Butterfield Bank reports $43.9m profit
Butterfield Bank has reported a profit of $43.9 million, or 82 cents per share, for the fourth quarter.
That’s down from the $46.2 million, or 87 cents per share, it made in the same quarter of 2018.
For the full year, the bank’s net income was $177.1 million, or $3.30 per share, down from $195.2 million, or $3.50 per share, year-on-year. However, core net income was almost $1 million higher at $197.9 million.
During the past year, Butterfield acquired the ABN Amro (Channel Islands) banking business.
“With a relatively small market share in the Channel Islands, we are now pursuing growth to complement and balance our profitable and well-established banking franchises in Bermuda and Cayman,” Michael Collins, Butterfield’s chairman and chief executive officer, said.
“With the acquisition, we now have a larger and more diversified balance sheet supported by investment grade credit ratings from S&P, Moody’s and KBRA.”
He said the US dollar interest rate environment had been challenging in the latter half of 2019, and the bank had achieved “strong and stable” core net income.
During the quarter, the bank completed its 2.5 million common share repurchase programme, and authorised a new programme for the repurchasing of up to 3.5 million shares.
Mr Collins said: “Continued share repurchases helped achieve a core net income per diluted share improvement of 5 per cent and core return on average tangible common equity remained at industry-leading levels.
“Throughout the year, we continued to emphasise cost management initiatives and furthered our plans to leverage Group service centres, which helped us achieve a core efficiency ratio1 of 62.2 per cent in 2019.”
Mr Collins also congratulated the bank’s team in Cayman for opening the Camana Bay Banking Centre, in Grand Cayman, this week.
“Camana Bay is a fantastic location and a great start to the roll out of our updated Butterfield brand.
“We are confident that this investment will solidify and grow our retail and midmarket corporate banking market share in the Cayman Islands for years to come.
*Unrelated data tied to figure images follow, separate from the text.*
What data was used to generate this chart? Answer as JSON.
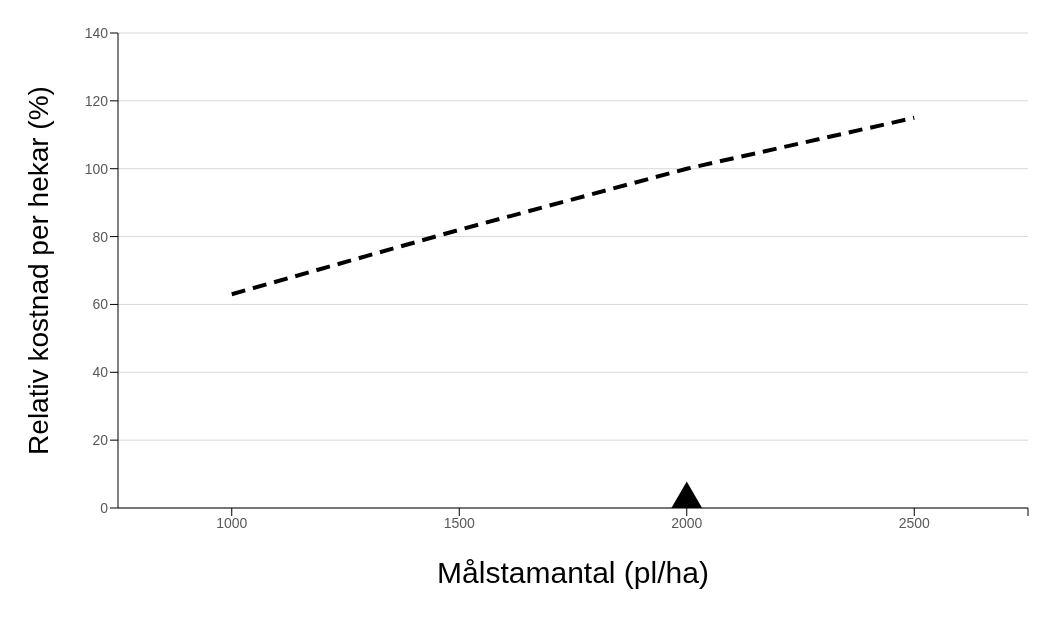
{
  "chart_data": {
    "type": "line",
    "xlabel": "Målstamantal (pl/ha)",
    "ylabel": "Relativ kostnad per hekar (%)",
    "xlim": [
      750,
      2750
    ],
    "xticks": [
      1000,
      1500,
      2000,
      2500,
      {
        "value": 2750,
        "label": null
      }
    ],
    "ylim": [
      0,
      140
    ],
    "yticks": [
      0,
      20,
      40,
      60,
      80,
      100,
      120,
      140
    ],
    "grid": "y",
    "legend": false,
    "series": [
      {
        "color": "#000000",
        "line_style": "dashed",
        "marker": "none",
        "x": [
          1000,
          1500,
          2000,
          2500
        ],
        "values": [
          63,
          82,
          100,
          115
        ]
      },
      {
        "type": "scatter",
        "color": "#000000",
        "marker": "triangle",
        "x": [
          2000
        ],
        "values": [
          1
        ]
      }
    ]
  }
}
Our investment in this new branch signals our confidence in Cayman and the desire to further enhance our offerings in this important market.”
Fourth quarter highlights included a return on average common equity of 18 per cent, and a net interest margin of 2.59 per cent.
Non-interest income for the quarter was $49.7 million, up from $45.7 million a year ago, however non-interest expenses were higher at $93.9 million from $83.5 million in the same period during 2018.
The non-performing loans ratio for the year was 1 per cent, down from 1.2 per cent in 2018.
Looking ahead, Mr Collins said: “As we enter 2020, Butterfield’s strong balance sheet, capital efficient fee businesses, thoughtful capital management, and selective acquisition strategy should continue to provide long-term value for our shareholders.
“Finally, I would also like to thank our existing and new customers for their business and partnership with Butterfield during 2019 and to all Butterfield Group employees for their commitment to excellent customer service.”
The bank has declared a 44 cents quarterly dividend to be paid on March 11.
Before the release of the earnings statement, the bank’s shares closed at $34.51, up 0.58 per cent, on the New York Stock Exchange, and unchanged at $34.25 on Bermuda Stock Exchange.